To implement the B-constraint into lattice simulations we have to provide a way to calculate B for a given configuration. We do this through a 'geodesic' approach which maps the elementary spatial lattice triangle onto the smaller one of the two spherical triangles which are cut out by the three image points on the sphere on which the O(3)-vectors with unit length live. In the continuum limit this converges smoothly to the standard differential form of the winding density. For random configurations it implies that on one lattice unit cell we can have either zero or one defect with well-defined probability, but not more (similar to the Kibble mechanism in cosmology). The total winding B obtained in this way for some initial configuration then is preserved in each update step of the evolution which finally leads to a smooth configuration with that value of B.
The structure of the emerging defects is characterized by bag formation: large gradients in the angular variables (which imply large winding density) is preferably tied to small values of the modulus field (to reduce local energy) i.e. the charged matter gets concentrated inside localized bags.

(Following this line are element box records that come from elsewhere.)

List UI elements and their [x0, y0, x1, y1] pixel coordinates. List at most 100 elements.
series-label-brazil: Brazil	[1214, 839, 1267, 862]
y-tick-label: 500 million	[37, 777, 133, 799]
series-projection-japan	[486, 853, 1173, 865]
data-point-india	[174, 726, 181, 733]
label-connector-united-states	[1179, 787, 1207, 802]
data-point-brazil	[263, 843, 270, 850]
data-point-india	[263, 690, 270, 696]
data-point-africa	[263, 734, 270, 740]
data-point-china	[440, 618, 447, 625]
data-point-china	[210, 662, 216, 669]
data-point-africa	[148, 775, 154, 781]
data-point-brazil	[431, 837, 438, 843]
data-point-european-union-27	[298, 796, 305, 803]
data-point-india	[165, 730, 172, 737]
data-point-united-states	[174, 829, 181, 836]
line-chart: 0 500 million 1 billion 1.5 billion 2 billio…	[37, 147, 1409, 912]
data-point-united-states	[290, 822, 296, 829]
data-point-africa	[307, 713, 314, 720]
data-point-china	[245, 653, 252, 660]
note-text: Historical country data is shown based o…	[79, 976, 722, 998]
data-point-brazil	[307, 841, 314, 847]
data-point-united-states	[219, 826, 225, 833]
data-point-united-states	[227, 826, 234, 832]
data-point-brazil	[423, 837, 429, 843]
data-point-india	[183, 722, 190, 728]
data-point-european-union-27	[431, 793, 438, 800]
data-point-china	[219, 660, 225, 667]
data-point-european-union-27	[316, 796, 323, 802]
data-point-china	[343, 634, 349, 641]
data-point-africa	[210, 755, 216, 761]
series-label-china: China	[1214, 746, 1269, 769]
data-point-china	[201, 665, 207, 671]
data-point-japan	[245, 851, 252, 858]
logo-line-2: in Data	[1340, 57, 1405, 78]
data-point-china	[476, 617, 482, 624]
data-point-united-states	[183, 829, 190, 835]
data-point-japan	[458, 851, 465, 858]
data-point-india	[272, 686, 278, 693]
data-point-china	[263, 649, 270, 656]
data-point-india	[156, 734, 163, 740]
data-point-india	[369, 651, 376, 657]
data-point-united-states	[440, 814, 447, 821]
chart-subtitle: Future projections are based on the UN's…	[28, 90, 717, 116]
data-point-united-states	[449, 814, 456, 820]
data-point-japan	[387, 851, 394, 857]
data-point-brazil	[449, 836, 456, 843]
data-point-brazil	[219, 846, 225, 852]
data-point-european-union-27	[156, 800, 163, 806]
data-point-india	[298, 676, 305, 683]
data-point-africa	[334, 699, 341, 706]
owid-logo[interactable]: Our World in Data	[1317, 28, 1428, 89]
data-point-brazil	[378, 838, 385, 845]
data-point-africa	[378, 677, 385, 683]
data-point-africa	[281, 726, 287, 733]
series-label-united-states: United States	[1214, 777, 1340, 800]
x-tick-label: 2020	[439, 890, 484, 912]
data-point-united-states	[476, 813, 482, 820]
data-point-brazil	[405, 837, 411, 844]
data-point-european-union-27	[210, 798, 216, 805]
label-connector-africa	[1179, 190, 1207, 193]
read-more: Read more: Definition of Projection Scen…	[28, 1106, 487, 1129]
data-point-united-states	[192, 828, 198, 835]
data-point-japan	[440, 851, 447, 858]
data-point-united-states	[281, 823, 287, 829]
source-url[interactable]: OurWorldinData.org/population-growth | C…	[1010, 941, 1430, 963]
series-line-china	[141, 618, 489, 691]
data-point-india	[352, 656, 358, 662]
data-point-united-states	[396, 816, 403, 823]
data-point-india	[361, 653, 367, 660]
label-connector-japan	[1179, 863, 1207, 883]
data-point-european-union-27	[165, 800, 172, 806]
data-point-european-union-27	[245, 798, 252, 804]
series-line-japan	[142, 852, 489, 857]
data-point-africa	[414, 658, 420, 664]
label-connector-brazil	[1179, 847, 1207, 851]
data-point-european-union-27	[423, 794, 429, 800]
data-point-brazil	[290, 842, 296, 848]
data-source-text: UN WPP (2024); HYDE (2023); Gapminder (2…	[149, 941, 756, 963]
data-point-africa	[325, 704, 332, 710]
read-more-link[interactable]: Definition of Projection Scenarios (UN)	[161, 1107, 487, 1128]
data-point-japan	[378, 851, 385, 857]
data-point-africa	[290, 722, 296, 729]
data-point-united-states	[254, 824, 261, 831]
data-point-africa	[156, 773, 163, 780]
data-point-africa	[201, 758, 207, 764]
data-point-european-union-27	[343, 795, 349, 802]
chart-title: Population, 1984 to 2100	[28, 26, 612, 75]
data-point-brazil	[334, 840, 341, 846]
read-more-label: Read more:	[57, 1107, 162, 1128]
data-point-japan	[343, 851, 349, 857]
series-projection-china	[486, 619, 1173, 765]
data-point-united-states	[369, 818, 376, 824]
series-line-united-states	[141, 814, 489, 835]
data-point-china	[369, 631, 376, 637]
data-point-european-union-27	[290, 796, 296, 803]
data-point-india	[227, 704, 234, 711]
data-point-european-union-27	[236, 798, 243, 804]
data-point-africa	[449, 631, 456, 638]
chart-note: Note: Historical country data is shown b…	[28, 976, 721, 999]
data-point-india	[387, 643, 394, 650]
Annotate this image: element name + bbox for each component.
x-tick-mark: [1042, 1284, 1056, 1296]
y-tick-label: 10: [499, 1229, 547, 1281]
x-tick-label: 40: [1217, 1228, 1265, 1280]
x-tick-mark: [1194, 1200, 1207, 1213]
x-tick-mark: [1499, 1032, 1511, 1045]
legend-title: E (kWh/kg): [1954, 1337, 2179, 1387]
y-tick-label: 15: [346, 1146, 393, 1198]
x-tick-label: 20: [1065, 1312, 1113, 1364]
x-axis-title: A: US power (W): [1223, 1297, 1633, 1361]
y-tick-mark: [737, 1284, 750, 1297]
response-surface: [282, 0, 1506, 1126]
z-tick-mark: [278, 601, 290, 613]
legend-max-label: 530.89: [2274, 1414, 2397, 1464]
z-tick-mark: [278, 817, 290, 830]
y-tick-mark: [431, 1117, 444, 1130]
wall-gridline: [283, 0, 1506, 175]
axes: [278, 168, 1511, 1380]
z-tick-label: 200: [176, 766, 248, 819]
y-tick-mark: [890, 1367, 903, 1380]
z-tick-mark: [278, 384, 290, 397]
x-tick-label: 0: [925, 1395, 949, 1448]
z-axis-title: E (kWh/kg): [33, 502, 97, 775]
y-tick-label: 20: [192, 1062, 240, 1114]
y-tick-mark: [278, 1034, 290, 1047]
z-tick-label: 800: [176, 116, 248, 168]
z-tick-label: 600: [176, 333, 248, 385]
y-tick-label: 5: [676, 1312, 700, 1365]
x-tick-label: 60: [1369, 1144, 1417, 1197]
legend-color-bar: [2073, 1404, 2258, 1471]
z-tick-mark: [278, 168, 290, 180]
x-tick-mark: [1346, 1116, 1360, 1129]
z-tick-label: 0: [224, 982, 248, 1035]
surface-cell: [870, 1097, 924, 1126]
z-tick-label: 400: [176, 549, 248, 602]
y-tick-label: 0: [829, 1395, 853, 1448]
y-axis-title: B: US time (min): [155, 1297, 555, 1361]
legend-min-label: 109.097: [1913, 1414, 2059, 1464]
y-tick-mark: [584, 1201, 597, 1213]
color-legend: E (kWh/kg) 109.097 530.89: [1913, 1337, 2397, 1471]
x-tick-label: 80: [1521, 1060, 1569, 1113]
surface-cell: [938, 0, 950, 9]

Depending on the coupling constants cluster formation may set in, where defects with several units of winding density sit inside a common bag.
To get an idea what sort of phenomenology we have to confront we demonstrate in an event-by-event analysis typical features of different evolutions.
All B-violating evolutions lead to a very small number of defects, (independent of the initial value of B), which finally will also unwind on much larger time scales (depending on the Metropolis algorithm). Once the particle number has dropped to a few units, the size of aligned domains in the embedding field approaches the lattice size.
In B-conserving evolutions (which are of interest due to their possible implications for the hadronic 3d-O(4) case) defects can disappear only via annihilation processes which happen preferably for overlapping defects. Therefore the annihilation rate is sensitive to their size. If their size is of the order of the lattice unit then the evolution leaves a large number of them embedded in the smooth background (even for B=0 configurations) and the size of aligned domains saturates at a finite value (inversely proportional to the sqrt of the defect density). This result is not very sensitive to the actual value of B, as long as B is much smaller than the initial number of randomly produced defects.
If the defect size is increased by about one order of magnitude then annihilation dominates the B-violating unwinding such that for B=0 configurations both types of evolutions proceed in a quite similar pattern: both types eventually lead to fully aligned configurations with all defects eliminated.
The result of B-conserving evolutions then, however, depends sensitively on the actual value of B, because in the end the number of defects will be equal to B (with all antiparticles eliminated) and, correspondingly, the size of aligned domains then reflects B. or the number of clusters in which the total B is split up.
Evidently, already this most simple case of a sudden quench is of remarkable complexity, and indicates that descriptions in terms of spatially constant mean fields may not be adequate. Dynamical feedback from a time-dependent potential is naturally included. Depending on the ratio of the corresponding time scale to the typical relaxation time it leads to reheating and particle production. Sampling the initial configurations according to an appropriate statistical ensemble we obtain in this way the final particle density (and its variance) as function of quench time. Information about the spectrum of elementary field modes may be obtained from analysing the time-dependent configurations in momentum space.